"If you will excuse us, gentlemen?" Giuliani said mildly, and followed Iron Horse out of the room.
DANNY WAS WAITING FOR HIM IN THE GARDEN: CONSCIENCE INCARNATE, a massive presence in the deepening darkness. "Allow me," the Father General said placidly, when it became obvious that Iron Horse would not give him the satisfaction of speaking first. "You find me contemptible."
"That’ll do for a start."
Giuliani sat on one of the garden benches and gazed upward, picking out the few bright constellations visible at twilight. "Ignatius once said that his greatest consolation was to contemplate the night sky and its stars," he said. "Since Galileo, space has been the domain of telescopes and of prayer…. Of course, Loyola and Galileo didn’t have to deal with light pollution from Naples. The sky must be astonishing on Rakhat. Perhaps the Jana’ata are right not to permit the artificial extension of daylight." He looked at Danny. "You wish to ask me how, in the face of that man’s joy, can the mission go forward as planned?"
"It is dishonest," Danny said with clipped exactitude. "It is arrogant. It is cruel."
"The Holy Father—"
"Stop hiding behind his skirts," Danny sneered.
"You are scrupulous," Giuliani observed. "There is a way out, Father Iron Horse—"
"And cede the Society to your kind?"
"Ah. My kind," the Father General said, almost smiling. The evening seemed oddly still. In his childhood, Vince Giuliani had loved the sound of swamp peepers, trilling in every low spot, filling the summer dusk with wordless song. Here in Italy, he heard only the treble rasp of crickets, and the night seemed poorer for it. "You are young, Father Iron Horse, and you have a young man’s vices. Certainty. Shortsightedness. Contempt for pragmatism." He leaned back, hands clasped and untrembling in his lap. "I only wish that I could live long enough to see what kind you turn out to be."
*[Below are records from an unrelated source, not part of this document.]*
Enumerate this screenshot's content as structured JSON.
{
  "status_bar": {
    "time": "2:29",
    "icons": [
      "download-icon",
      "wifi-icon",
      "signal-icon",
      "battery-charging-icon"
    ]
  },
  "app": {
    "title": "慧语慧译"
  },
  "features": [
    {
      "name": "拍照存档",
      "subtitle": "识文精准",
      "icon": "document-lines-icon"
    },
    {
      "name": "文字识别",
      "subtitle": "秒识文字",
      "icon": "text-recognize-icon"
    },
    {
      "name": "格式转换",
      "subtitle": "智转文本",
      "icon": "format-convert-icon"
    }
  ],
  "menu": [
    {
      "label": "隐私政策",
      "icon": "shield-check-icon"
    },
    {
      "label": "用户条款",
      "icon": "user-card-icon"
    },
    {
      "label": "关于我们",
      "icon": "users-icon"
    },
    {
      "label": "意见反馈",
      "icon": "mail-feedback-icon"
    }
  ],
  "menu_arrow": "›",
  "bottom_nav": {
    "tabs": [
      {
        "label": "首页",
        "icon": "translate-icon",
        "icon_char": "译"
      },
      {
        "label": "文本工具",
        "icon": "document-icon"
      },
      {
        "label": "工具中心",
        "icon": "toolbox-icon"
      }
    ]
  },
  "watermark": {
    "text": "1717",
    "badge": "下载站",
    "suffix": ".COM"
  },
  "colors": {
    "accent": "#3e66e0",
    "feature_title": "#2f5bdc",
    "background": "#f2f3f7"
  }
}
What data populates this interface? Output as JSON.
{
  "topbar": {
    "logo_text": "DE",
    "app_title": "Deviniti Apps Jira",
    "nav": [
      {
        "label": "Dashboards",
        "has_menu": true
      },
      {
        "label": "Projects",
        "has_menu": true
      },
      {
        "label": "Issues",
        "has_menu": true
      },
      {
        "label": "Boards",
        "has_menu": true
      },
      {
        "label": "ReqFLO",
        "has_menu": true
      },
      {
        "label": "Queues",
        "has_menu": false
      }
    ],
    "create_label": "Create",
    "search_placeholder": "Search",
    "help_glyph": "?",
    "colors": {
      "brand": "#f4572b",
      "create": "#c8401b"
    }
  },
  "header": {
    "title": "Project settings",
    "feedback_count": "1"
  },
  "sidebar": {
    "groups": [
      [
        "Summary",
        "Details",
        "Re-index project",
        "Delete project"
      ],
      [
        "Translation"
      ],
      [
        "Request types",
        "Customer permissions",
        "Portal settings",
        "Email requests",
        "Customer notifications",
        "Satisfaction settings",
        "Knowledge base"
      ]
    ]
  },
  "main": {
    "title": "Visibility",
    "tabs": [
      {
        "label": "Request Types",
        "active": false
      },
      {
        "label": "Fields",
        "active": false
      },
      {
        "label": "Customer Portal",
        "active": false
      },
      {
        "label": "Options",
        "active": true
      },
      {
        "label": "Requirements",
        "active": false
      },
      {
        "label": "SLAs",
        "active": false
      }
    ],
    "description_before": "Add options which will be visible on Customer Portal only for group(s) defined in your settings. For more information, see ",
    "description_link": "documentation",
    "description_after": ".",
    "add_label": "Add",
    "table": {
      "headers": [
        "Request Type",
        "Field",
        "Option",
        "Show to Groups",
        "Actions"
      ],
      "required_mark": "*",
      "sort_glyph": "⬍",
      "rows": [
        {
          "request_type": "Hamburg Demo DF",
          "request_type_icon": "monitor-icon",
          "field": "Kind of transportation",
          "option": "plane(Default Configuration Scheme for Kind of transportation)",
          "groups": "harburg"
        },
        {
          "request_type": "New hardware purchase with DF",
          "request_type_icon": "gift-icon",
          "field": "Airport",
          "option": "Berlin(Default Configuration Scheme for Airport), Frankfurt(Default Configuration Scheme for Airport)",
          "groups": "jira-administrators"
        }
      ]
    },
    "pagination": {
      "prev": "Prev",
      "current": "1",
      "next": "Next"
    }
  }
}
"That could be arranged. Would you care to exchange positions? Spend a year in transit to Rakhat. When you get back, I’ll be eighty."
"The proposal has a certain appeal, I assure you. Unfortunately, it is not an option. We are each alone before God, and cannot exchange lives. Shall I hang one of those ubiquitous Italian signs on the Gesù?" Giuliani offered, brows climbing. His light ironic tone was infuriating, and he knew it. "Chiuso per restauro: closed, until Daniel Iron Horse returns, for restoration."
"I hope to Christ that your job is harder than it looks, old man," Daniel Iron Horse hissed, before he turned on his heel to walk away. "Otherwise, there’s no excuse for you."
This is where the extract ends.